Environments in which coral reefs exist are typified as stable, with seasonal fluctuations in abiotic variables quite small. However, changes in the environment, especially temperature can cause stress, leading to the intracellular zooxanthellae fleeing from the coral host, known as bleaching. Mass bleachings have caused the mortality of many ocotocoral species worldwide and is particularly concerning in relation to climate change increasing the severity and frequency of these events (Hoegh-Guldberg 2006).  Damage or reduction of corals reefs is projected to have a substantial impact upon the economy, due to the resources and services they provide, including tourism, support for fisheries, drug discovery and coastal protection against extreme weather (Hoegh-Guldberg, 2006). 

With increasing atmospheric carbon, the saturation state and concentration of carbonate declines, reducing the calcification ability for marine organisms who build skeletons and shells (Gabay et al 2014).

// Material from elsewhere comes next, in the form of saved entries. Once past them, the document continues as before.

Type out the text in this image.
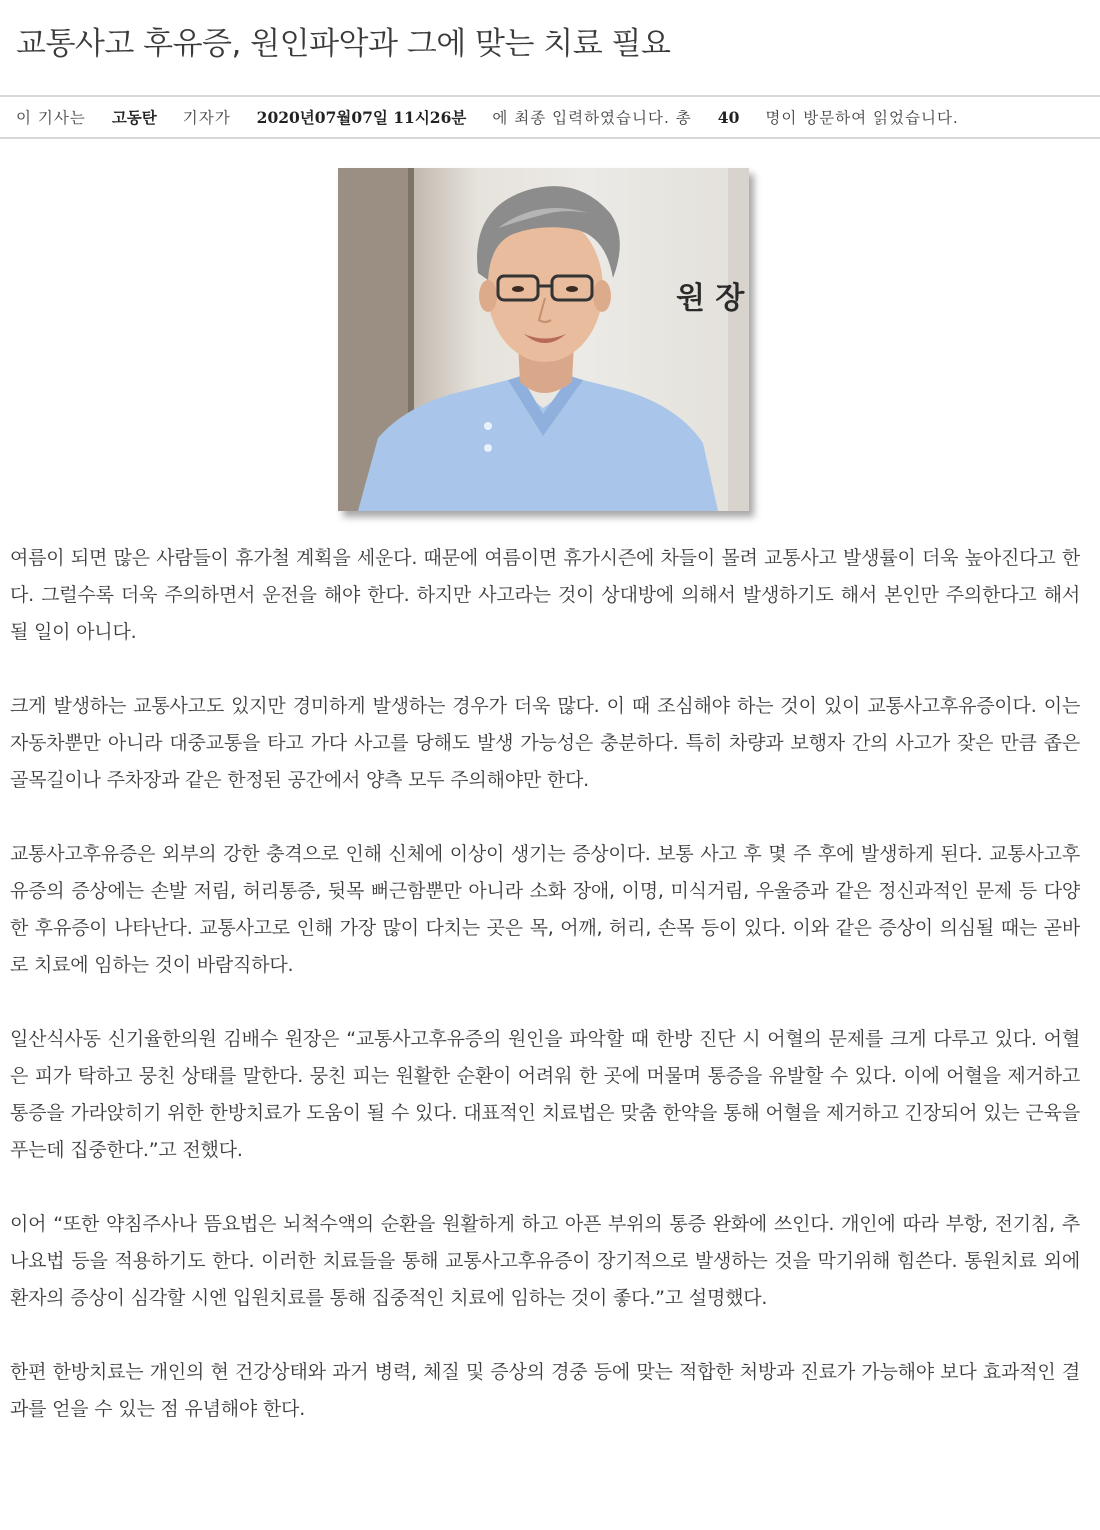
교통사고 후유증, 원인파악과 그에 맞는 치료 필요
이 기사는 고동탄 기자가 2020년07월07일 11시26분 에 최종 입력하였습니다. 총 40 명이 방문하여 읽었습니다.
원 장

여름이 되면 많은 사람들이 휴가철 계획을 세운다. 때문에 여름이면 휴가시즌에 차들이 몰려 교통사고 발생률이 더욱 높아진다고 한다. 그럴수록 더욱 주의하면서 운전을 해야 한다. 하지만 사고라는 것이 상대방에 의해서 발생하기도 해서 본인만 주의한다고 해서 될 일이 아니다.

크게 발생하는 교통사고도 있지만 경미하게 발생하는 경우가 더욱 많다. 이 때 조심해야 하는 것이 있이 교통사고후유증이다. 이는 자동차뿐만 아니라 대중교통을 타고 가다 사고를 당해도 발생 가능성은 충분하다. 특히 차량과 보행자 간의 사고가 잦은 만큼 좁은 골목길이나 주차장과 같은 한정된 공간에서 양측 모두 주의해야만 한다.

교통사고후유증은 외부의 강한 충격으로 인해 신체에 이상이 생기는 증상이다. 보통 사고 후 몇 주 후에 발생하게 된다. 교통사고후유증의 증상에는 손발 저림, 허리통증, 뒷목 뻐근함뿐만 아니라 소화 장애, 이명, 미식거림, 우울증과 같은 정신과적인 문제 등 다양한 후유증이 나타난다. 교통사고로 인해 가장 많이 다치는 곳은 목, 어깨, 허리, 손목 등이 있다. 이와 같은 증상이 의심될 때는 곧바로 치료에 임하는 것이 바람직하다.

일산식사동 신기율한의원 김배수 원장은 “교통사고후유증의 원인을 파악할 때 한방 진단 시 어혈의 문제를 크게 다루고 있다. 어혈은 피가 탁하고 뭉친 상태를 말한다. 뭉친 피는 원활한 순환이 어려워 한 곳에 머물며 통증을 유발할 수 있다. 이에 어혈을 제거하고 통증을 가라앉히기 위한 한방치료가 도움이 될 수 있다. 대표적인 치료법은 맞춤 한약을 통해 어혈을 제거하고 긴장되어 있는 근육을 푸는데 집중한다.”고 전했다.

이어 “또한 약침주사나 뜸요법은 뇌척수액의 순환을 원활하게 하고 아픈 부위의 통증 완화에 쓰인다. 개인에 따라 부항, 전기침, 추나요법 등을 적용하기도 한다. 이러한 치료들을 통해 교통사고후유증이 장기적으로 발생하는 것을 막기위해 힘쓴다. 통원치료 외에 환자의 증상이 심각할 시엔 입원치료를 통해 집중적인 치료에 임하는 것이 좋다.”고 설명했다.

한편 한방치료는 개인의 현 건강상태와 과거 병력, 체질 및 증상의 경중 등에 맞는 적합한 처방과 진료가 가능해야 보다 효과적인 결과를 얻을 수 있는 점 유념해야 한다.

Dissolution and thinning shells have been reported across a wide geographic and taxonomic range.  In contrast, Octocoral tissue may provide protection for sclerites against elevated oceanic pH, particularly in comparison to other coral groups with greater skeletal structural integrity. The mechanism for the defence is not yet understood, although species with zooxanthellae are assumed to receive the greatest advantage (Gabay et al 2014).